Unit labor costs were 9.6% higher in the quarter, up from the 8.3% gain seen in the initial report, after a 5.9% gain in the second quarter. This suggests price pressures will linger.
Also, consumer credit climbed $16.9 billion in October after jumping $27.8 billion in September.
Primary to come
The San Joaquin Hills Transportation Corridor Agency (/A/BBB/) is set to price Wednesday $1.185 billion of taxable senior lien tolls road refunding revenue bonds, Series 2021A and Series 2021B. Goldman Sachs & Co.
The Sales Tax Securitization Corp., Illinois, (/AA/AA-/AA+/) is set to price Wednesday $791.070 million of taxable second lien sales tax securitization bonds, Series 2021B. Loop Capital Markets.
The Sales Tax Securitization Corp. (/AA/AA-/AA+/) is also set to price Wednesday $276.335 million of second lien sales tax securitization bonds, Series 2021A. Loop Capital Markets.
The Massachusetts Water Resources Authority (Aa1/AA+/AA+//) is set to price Thursday $694.09 million of taxable general revenue refunding green bonds, 2021 Series C, serials 2022-2036, terms 2041 and 2044. Citigroup Global Markets.
The Metropolitan Atlanta Rapid Transit Authority (Aa2/AA+//) is set to price Wednesday $381.805 million of taxable sales tax revenue refunding bonds, Series 2021D (green bonds). Goldman Sachs & Co.
Oregon Health and Science University (Aa3/AA-/AA-//) is set to price Thursday $334.115 million of revenue green bonds, Series 2021A. J.P. Morgan Securities.
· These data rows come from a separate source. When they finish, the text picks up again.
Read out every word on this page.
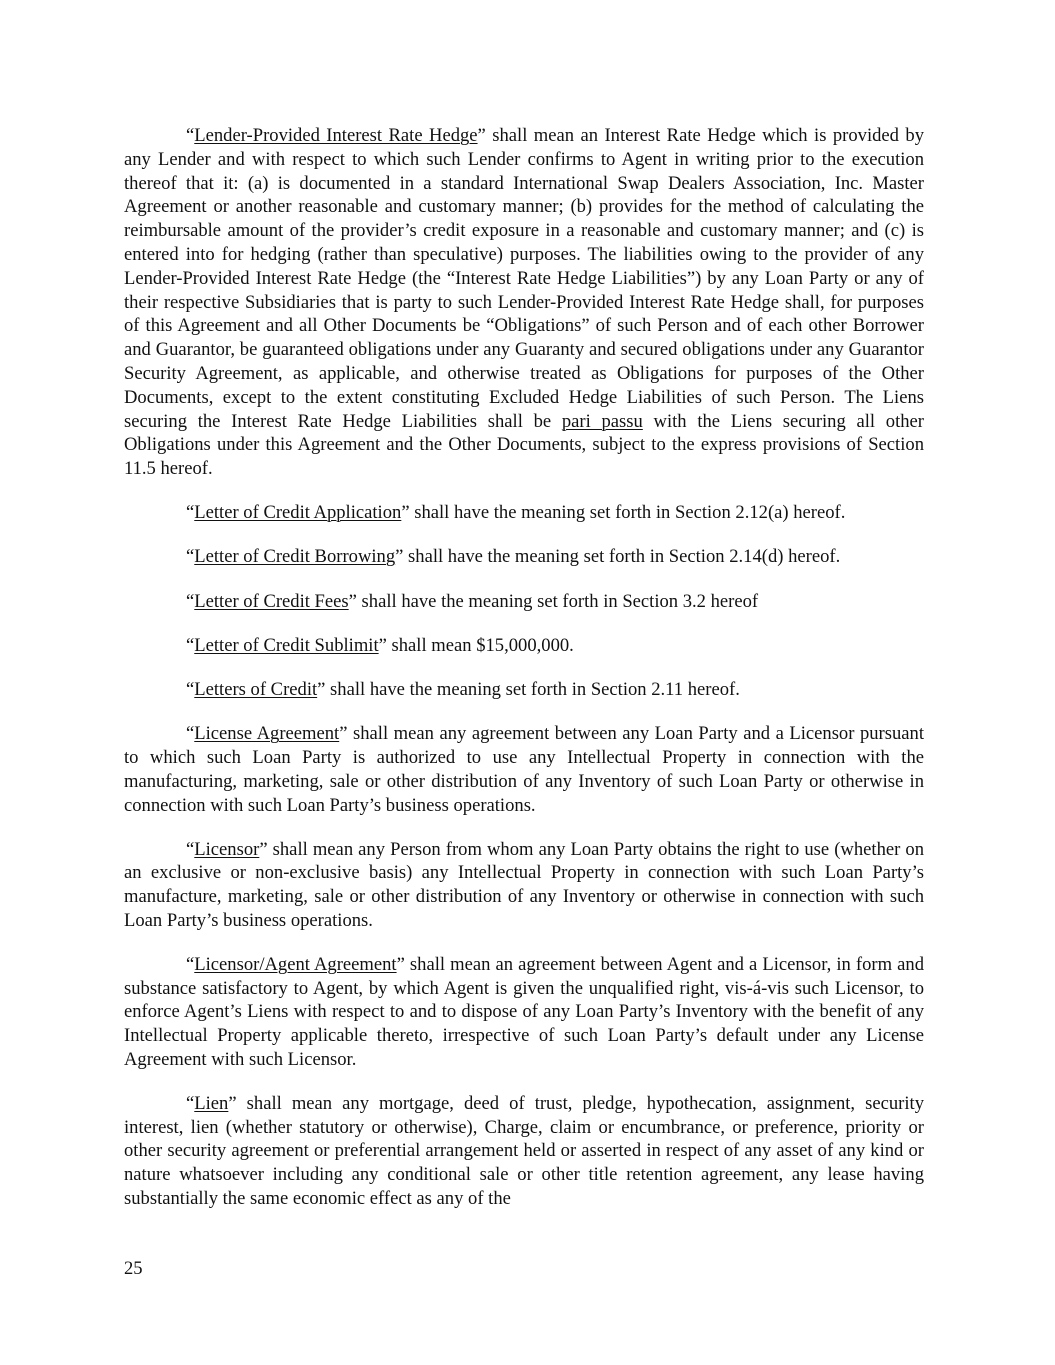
“Lender-Provided Interest Rate Hedge” shall mean an Interest Rate Hedge which is provided by any Lender and with respect to which such Lender confirms to Agent in writing prior to the execution thereof that it: (a) is documented in a standard International Swap Dealers Association, Inc. Master Agreement or another reasonable and customary manner; (b) provides for the method of calculating the reimbursable amount of the provider’s credit exposure in a reasonable and customary manner; and (c) is entered into for hedging (rather than speculative) purposes. The liabilities owing to the provider of any Lender-Provided Interest Rate Hedge (the “Interest Rate Hedge Liabilities”) by any Loan Party or any of their respective Subsidiaries that is party to such Lender-Provided Interest Rate Hedge shall, for purposes of this Agreement and all Other Documents be “Obligations” of such Person and of each other Borrower and Guarantor, be guaranteed obligations under any Guaranty and secured obligations under any Guarantor Security Agreement, as applicable, and otherwise treated as Obligations for purposes of the Other Documents, except to the extent constituting Excluded Hedge Liabilities of such Person. The Liens securing the Interest Rate Hedge Liabilities shall be pari passu with the Liens securing all other Obligations under this Agreement and the Other Documents, subject to the express provisions of Section 11.5 hereof.

“Letter of Credit Application” shall have the meaning set forth in Section 2.12(a) hereof.

“Letter of Credit Borrowing” shall have the meaning set forth in Section 2.14(d) hereof.

“Letter of Credit Fees” shall have the meaning set forth in Section 3.2 hereof

“Letter of Credit Sublimit” shall mean $15,000,000.

“Letters of Credit” shall have the meaning set forth in Section 2.11 hereof.

“License Agreement” shall mean any agreement between any Loan Party and a Licensor pursuant to which such Loan Party is authorized to use any Intellectual Property in connection with the manufacturing, marketing, sale or other distribution of any Inventory of such Loan Party or otherwise in connection with such Loan Party’s business operations.

“Licensor” shall mean any Person from whom any Loan Party obtains the right to use (whether on an exclusive or non-exclusive basis) any Intellectual Property in connection with such Loan Party’s manufacture, marketing, sale or other distribution of any Inventory or otherwise in connection with such Loan Party’s business operations.

“Licensor/Agent Agreement” shall mean an agreement between Agent and a Licensor, in form and substance satisfactory to Agent, by which Agent is given the unqualified right, vis-á-vis such Licensor, to enforce Agent’s Liens with respect to and to dispose of any Loan Party’s Inventory with the benefit of any Intellectual Property applicable thereto, irrespective of such Loan Party’s default under any License Agreement with such Licensor.

“Lien” shall mean any mortgage, deed of trust, pledge, hypothecation, assignment, security interest, lien (whether statutory or otherwise), Charge, claim or encumbrance, or preference, priority or other security agreement or preferential arrangement held or asserted in respect of any asset of any kind or nature whatsoever including any conditional sale or other title retention agreement, any lease having substantially the same economic effect as any of the

25
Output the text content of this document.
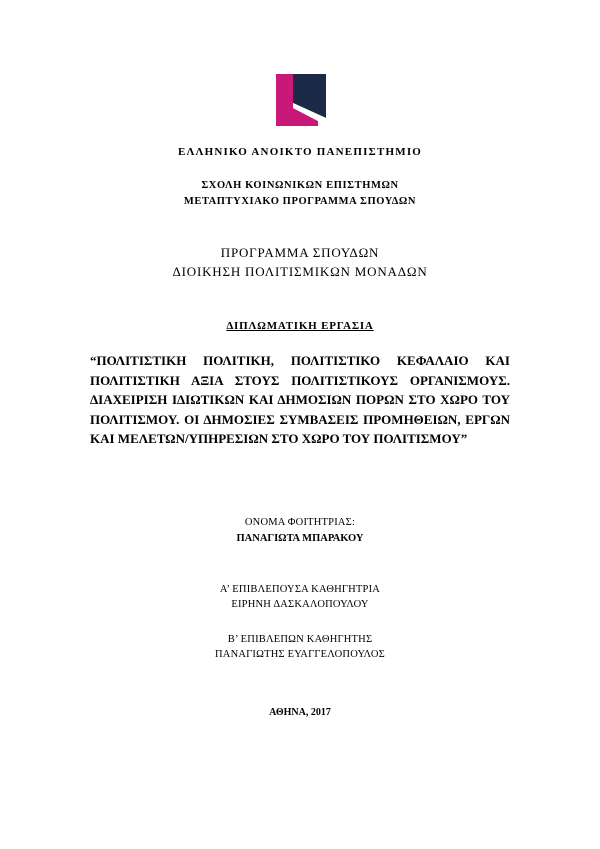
ΕΛΛΗΝΙΚΟ ΑΝΟΙΚΤΟ ΠΑΝΕΠΙΣΤΗΜΙΟ
ΣΧΟΛΗ ΚΟΙΝΩΝΙΚΩΝ ΕΠΙΣΤΗΜΩΝ
ΜΕΤΑΠΤΥΧΙΑΚΟ ΠΡΟΓΡΑΜΜΑ ΣΠΟΥΔΩΝ
ΠΡΟΓΡΑΜΜΑ ΣΠΟΥΔΩΝ
ΔΙΟΙΚΗΣΗ ΠΟΛΙΤΙΣΜΙΚΩΝ ΜΟΝΑΔΩΝ
ΔΙΠΛΩΜΑΤΙΚΗ ΕΡΓΑΣΙΑ
“ΠΟΛΙΤΙΣΤΙΚΗ ΠΟΛΙΤΙΚΗ, ΠΟΛΙΤΙΣΤΙΚΟ ΚΕΦΑΛΑΙΟ ΚΑΙ ΠΟΛΙΤΙΣΤΙΚΗ ΑΞΙΑ ΣΤΟΥΣ ΠΟΛΙΤΙΣΤΙΚΟΥΣ ΟΡΓΑΝΙΣΜΟΥΣ. ΔΙΑΧΕΙΡΙΣΗ ΙΔΙΩΤΙΚΩΝ ΚΑΙ ΔΗΜΟΣΙΩΝ ΠΟΡΩΝ ΣΤΟ ΧΩΡΟ ΤΟΥ ΠΟΛΙΤΙΣΜΟΥ. ΟΙ ΔΗΜΟΣΙΕΣ ΣΥΜΒΑΣΕΙΣ ΠΡΟΜΗΘΕΙΩΝ, ΕΡΓΩΝ ΚΑΙ ΜΕΛΕΤΩΝ/ΥΠΗΡΕΣΙΩΝ ΣΤΟ ΧΩΡΟ ΤΟΥ ΠΟΛΙΤΙΣΜΟΥ”
ΟΝΟΜΑ ΦΟΙΤΗΤΡΙΑΣ:
ΠΑΝΑΓΙΩΤΑ ΜΠΑΡΑΚΟΥ
Α’ ΕΠΙΒΛΕΠΟΥΣΑ ΚΑΘΗΓΗΤΡΙΑ
ΕΙΡΗΝΗ ΔΑΣΚΑΛΟΠΟΥΛΟΥ
Β’ ΕΠΙΒΛΕΠΩΝ ΚΑΘΗΓΗΤΗΣ
ΠΑΝΑΓΙΩΤΗΣ ΕΥΑΓΓΕΛΟΠΟΥΛΟΣ
ΑΘΗΝΑ, 2017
The New York City Housing Development Corp. (Aa2/AA+///) is set to price Wednesday $319.725 million of corporation multi-family housing revenue bonds, consisting of $137.25 million, 2021 Series K-1 (sustainable development bonds), serials 2026-2033, terms 2036, 2041, 2046 and 2051 and $182.475 million of 2021 Series K-2 (sustainable development bonds), term 2060. Jefferies.
The New York City Housing Development Corp. (Aa2/AA+//) is set to price Wednesday $100 million of taxable index floating rate sustainable development multi-family housing revenue bonds, 2021 Series L. Wells Fargo Corporate & Investment Banking.
Omaha, Nebraska, is set to price Wednesday $146,195 million, consisting of $92.82 million of various purpose and refunding bonds, Series 2021A and $55.375 million of taxable general obligation refunding bonds, Series 2021B. D.A. Davidson & Co.
Pompano Beach, Florida, (//BBB/) is set to price $139.885 million of revenue bonds (John Knox Village Project), Series 2021, consisting of $89.885 million of Series 2021A, $25.43 million of Series B-1 and $24.57 million of Series B-2. HJ Sims & Co.
The New Hope Cultural Education Facilities Finance Corp., Texas, is set to price Thursday $125 million of Jubilee Academic Center education revenue bonds. D.A. Davidson & Co.
Santa Maria Joint Union High School District (Santa Barbara and San Luis Obispo Counties, California) (Aa2///) is set to price Wednesday $114.43 million, consisting of $67 million of Series 2021, serials 2023-2026 and 2030-2042 and $47.43 million of taxables, serials 2022-2037. Raymond James & Associates.
The Massachusetts Housing Finance Agency (Aa1///) is set to price Wednesday $100 million of non-AMT single family housing notes, Series 2021, serial 2022. Citigroup Global Markets.
The San Francisco Public Utilities Commission is set to sell $51.145 million of power revenue green bonds, 2021 Series A at 11 a.m. Tuesday and $73.855 million of power revenue bonds, 2021 Series B at 11:30 a.m. Wednesday.
The Dormitory Authority of the State of New York will sell $2.469 billion of personal income tax revenue bonds consisting of $2.141 billion of tax-exempts and $328.08 million of taxables on Thursday.
Pulaski County Special School District, Arkansas, is set to sell $108.75 million of refunding and construction bonds, tax exempt, Series 2021B at noon Thursday.